‘Liminal Screens’ is a video response to an excerpt from the book “Non-Places: Introduction to an Anthropology of Supermodernity”, exploring the concept of liminal spaces being contained within          screens and satellite signals .

The second accelerated transformation specific to the contemporary world, and the second figure of excess characteristic of supermodernity, concerns space. We could start by saying - again somewhat paradoxically - that the excess of space is correlative with the shrinking of the planet: with the distancing from ourselves embodied in the feats of our astronauts and the endless circling of our satellites. In a sense, our first steps in outer space reduce our own space to an infinitesimal point, of which satellite photographs appropriately give us the exact measure. But at the same time the world is becoming open to us.

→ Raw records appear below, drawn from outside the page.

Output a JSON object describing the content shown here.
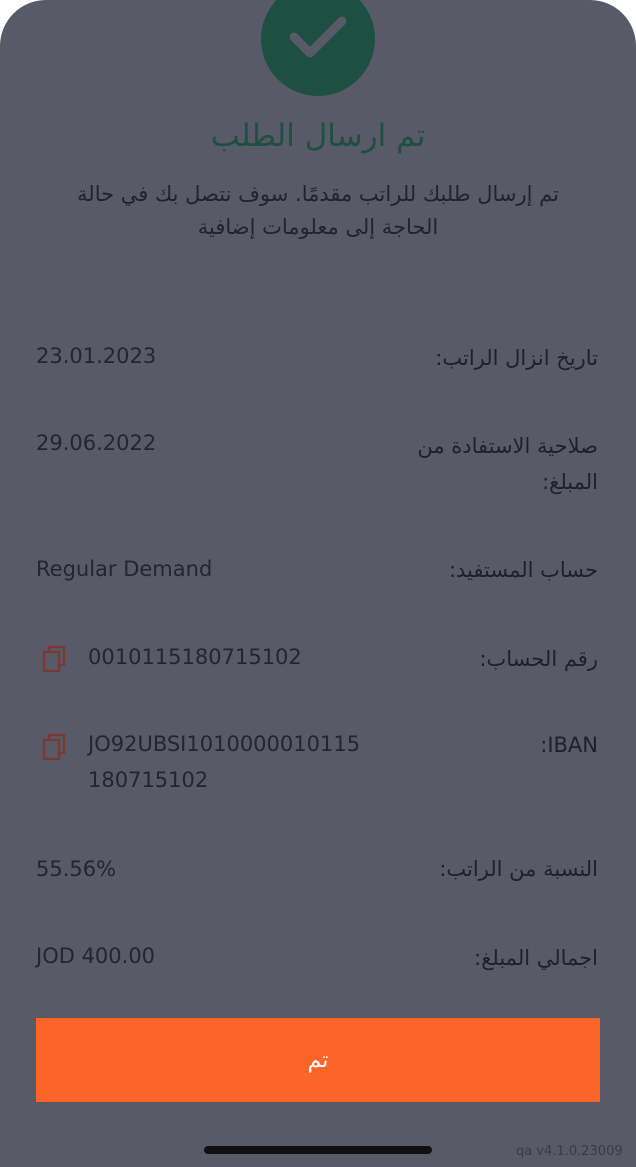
{
  "title": "تم ارسال الطلب",
  "message": "تم إرسال طلبك للراتب مقدمًا. سوف نتصل بك في حالة الحاجة إلى معلومات إضافية",
  "details": [
    {
      "label": "تاريخ انزال الراتب:",
      "value": "23.01.2023"
    },
    {
      "label": "صلاحية الاستفادة من المبلغ:",
      "value": "29.06.2022"
    },
    {
      "label": "حساب المستفيد:",
      "value": "Regular Demand"
    },
    {
      "label": "رقم الحساب:",
      "value": "0010115180715102"
    },
    {
      "label": "IBAN:",
      "value": "JO92UBSI1010000010115180715102"
    },
    {
      "label": "النسبة من الراتب:",
      "value": "55.56%"
    },
    {
      "label": "اجمالي المبلغ:",
      "value": "JOD 400.00"
    }
  ],
  "done_button": "تم",
  "version": "qa v4.1.0.23009",
  "icons": {
    "success": "checkmark-icon",
    "copy": "copy-icon"
  },
  "colors": {
    "overlay": "#595a67",
    "success_green": "#1e5042",
    "button_orange": "#fd6427",
    "copy_icon": "#7a3a34"
  }
}
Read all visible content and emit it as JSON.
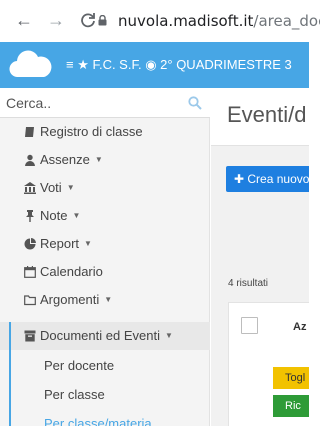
{
  "browser": {
    "back_icon": "←",
    "forward_icon": "→",
    "reload_icon": "C",
    "url_host": "nuvola.madisoft.it",
    "url_path": "/area_doce"
  },
  "topbar": {
    "menu_text": "≡ ★ F.C. S.F. ◉ 2° QUADRIMESTRE 3",
    "accent": "#47a6e5"
  },
  "sidebar": {
    "search_placeholder": "Cerca..",
    "items": [
      {
        "icon": "book-icon",
        "label": "Registro di classe",
        "caret": ""
      },
      {
        "icon": "user-icon",
        "label": "Assenze",
        "caret": "▼"
      },
      {
        "icon": "bank-icon",
        "label": "Voti",
        "caret": "▼"
      },
      {
        "icon": "pin-icon",
        "label": "Note",
        "caret": "▼"
      },
      {
        "icon": "pie-chart-icon",
        "label": "Report",
        "caret": "▼"
      },
      {
        "icon": "calendar-icon",
        "label": "Calendario",
        "caret": ""
      },
      {
        "icon": "folder-icon",
        "label": "Argomenti",
        "caret": "▼"
      },
      {
        "icon": "archive-icon",
        "label": "Documenti ed Eventi",
        "caret": "▼"
      }
    ],
    "sub_items": [
      "Per docente",
      "Per classe",
      "Per classe/materia"
    ]
  },
  "main": {
    "title": "Eventi/d",
    "new_button": "✚ Crea nuovo",
    "results": "4 risultati",
    "column_head": "Az",
    "tags": [
      "Togl",
      "Ric"
    ]
  }
}
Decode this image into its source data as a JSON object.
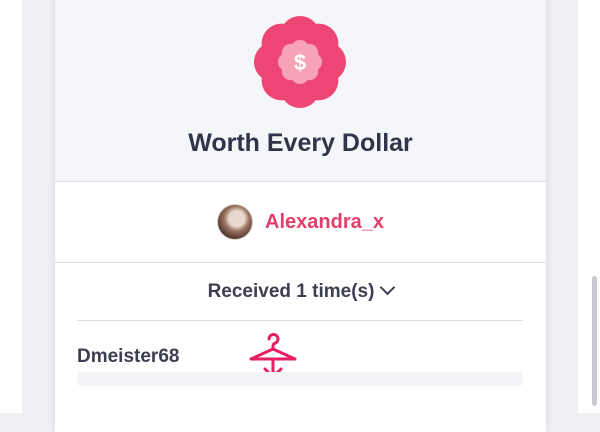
{
  "badge": {
    "icon": "dollar-rosette-icon",
    "symbol": "$",
    "color": "#ee4674",
    "inner_color": "#f7a3b6"
  },
  "title": "Worth Every Dollar",
  "sender": {
    "avatar": "avatar",
    "name": "Alexandra_x",
    "name_color": "#e33d6b"
  },
  "received": {
    "label": "Received 1 time(s)",
    "icon": "chevron-down-icon"
  },
  "givers": [
    {
      "name": "Dmeister68",
      "icon": "hanger-icon"
    }
  ],
  "accent_color": "#e91e63"
}
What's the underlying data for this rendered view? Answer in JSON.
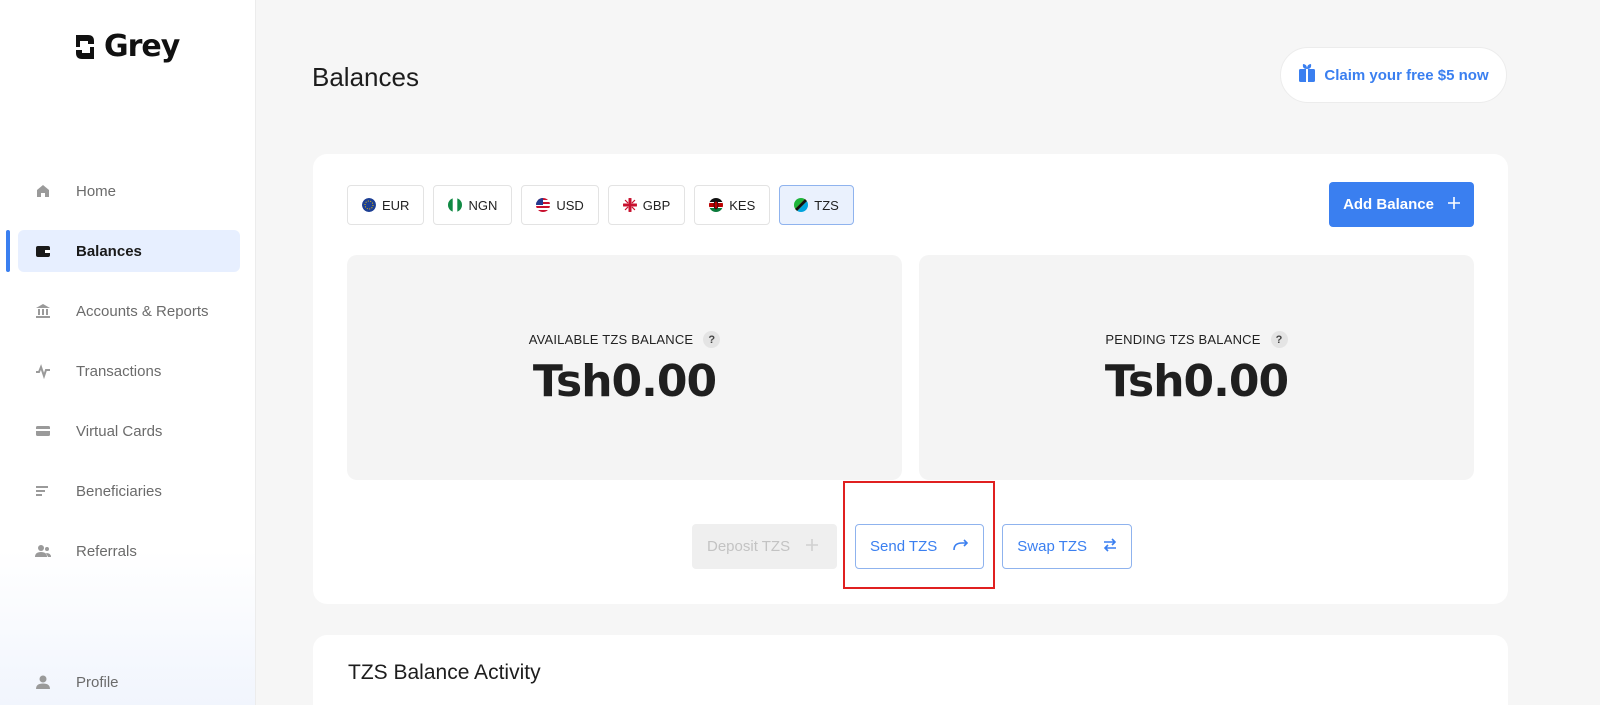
{
  "brand": {
    "name": "Grey"
  },
  "sidebar": {
    "items": [
      {
        "label": "Home",
        "icon": "home-icon"
      },
      {
        "label": "Balances",
        "icon": "wallet-icon",
        "active": true
      },
      {
        "label": "Accounts & Reports",
        "icon": "bank-icon"
      },
      {
        "label": "Transactions",
        "icon": "activity-icon"
      },
      {
        "label": "Virtual Cards",
        "icon": "card-icon"
      },
      {
        "label": "Beneficiaries",
        "icon": "list-icon"
      },
      {
        "label": "Referrals",
        "icon": "users-icon"
      }
    ],
    "profile": "Profile"
  },
  "header": {
    "title": "Balances",
    "claim_label": "Claim your free $5 now"
  },
  "currency_tabs": [
    {
      "code": "EUR"
    },
    {
      "code": "NGN"
    },
    {
      "code": "USD"
    },
    {
      "code": "GBP"
    },
    {
      "code": "KES"
    },
    {
      "code": "TZS",
      "active": true
    }
  ],
  "add_balance_label": "Add Balance",
  "balances": {
    "available_label": "AVAILABLE TZS BALANCE",
    "available_amount": "Tsh0.00",
    "pending_label": "PENDING TZS BALANCE",
    "pending_amount": "Tsh0.00",
    "help": "?"
  },
  "actions": {
    "deposit": "Deposit TZS",
    "send": "Send TZS",
    "swap": "Swap TZS"
  },
  "activity": {
    "title": "TZS Balance Activity"
  },
  "colors": {
    "accent": "#3a7ff0",
    "highlight": "#e02020"
  }
}
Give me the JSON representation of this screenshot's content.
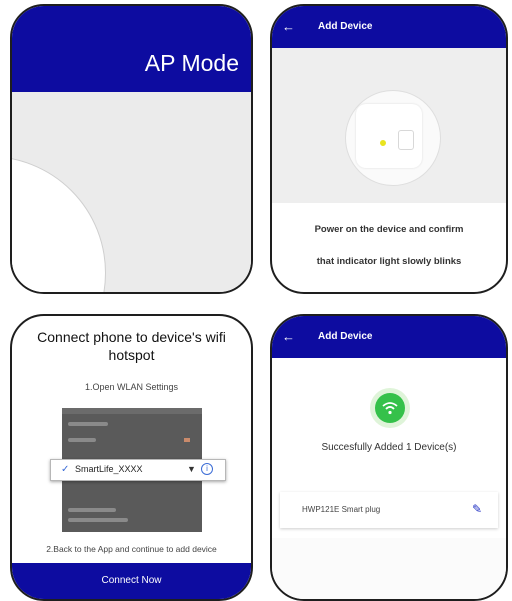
{
  "panel1": {
    "header": "AP Mode"
  },
  "panel2": {
    "back_icon": "←",
    "title": "Add Device",
    "message_line1": "Power on the device and confirm",
    "message_line2": "that indicator light slowly blinks",
    "led_color": "#e9e41f"
  },
  "panel3": {
    "title": "Connect phone to device's wifi hotspot",
    "step1": "1.Open WLAN Settings",
    "wifi_network": "SmartLife_XXXX",
    "check_icon": "✓",
    "wifi_icon": "▼",
    "info_icon": "i",
    "step2": "2.Back to the App and continue to add device",
    "button": "Connect Now"
  },
  "panel4": {
    "back_icon": "←",
    "title": "Add Device",
    "success": "Succesfully Added 1 Device(s)",
    "device_name": "HWP121E Smart plug",
    "edit_icon": "✎",
    "success_color": "#35c14a"
  },
  "colors": {
    "navy": "#0d0ca0"
  }
}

We are in an era characterized by changes of scale - of course in the context of space exploration, but also on earth: rapid means of transport have brought any capital within a few hours' travel of any other. And in the privacy of our homes, finally, images of all sorts, relayed by satellites and caught by the aerials that bristle on the roofs of our remotest hamlets, can give us an instant, sometimes simultaneous vision of an event taking place on the other side of the planet. Of course we anticipate perverse effects, or possible distortions, from information whose images are selected in this way: not only can they be (as we say) manipulated, but the broadcast image (which is only one among countless possible others) exercises an influence, possesses a power far in excess of any objective information it carries. It should be noted, too, that the screens of the planet daily carry a mixture of images (news, advertising and fiction) of which neither the presentation nor the purpose is identical, at least in principle, but which assemble before our eyes a universe that is relatively homogeneous in its diversity.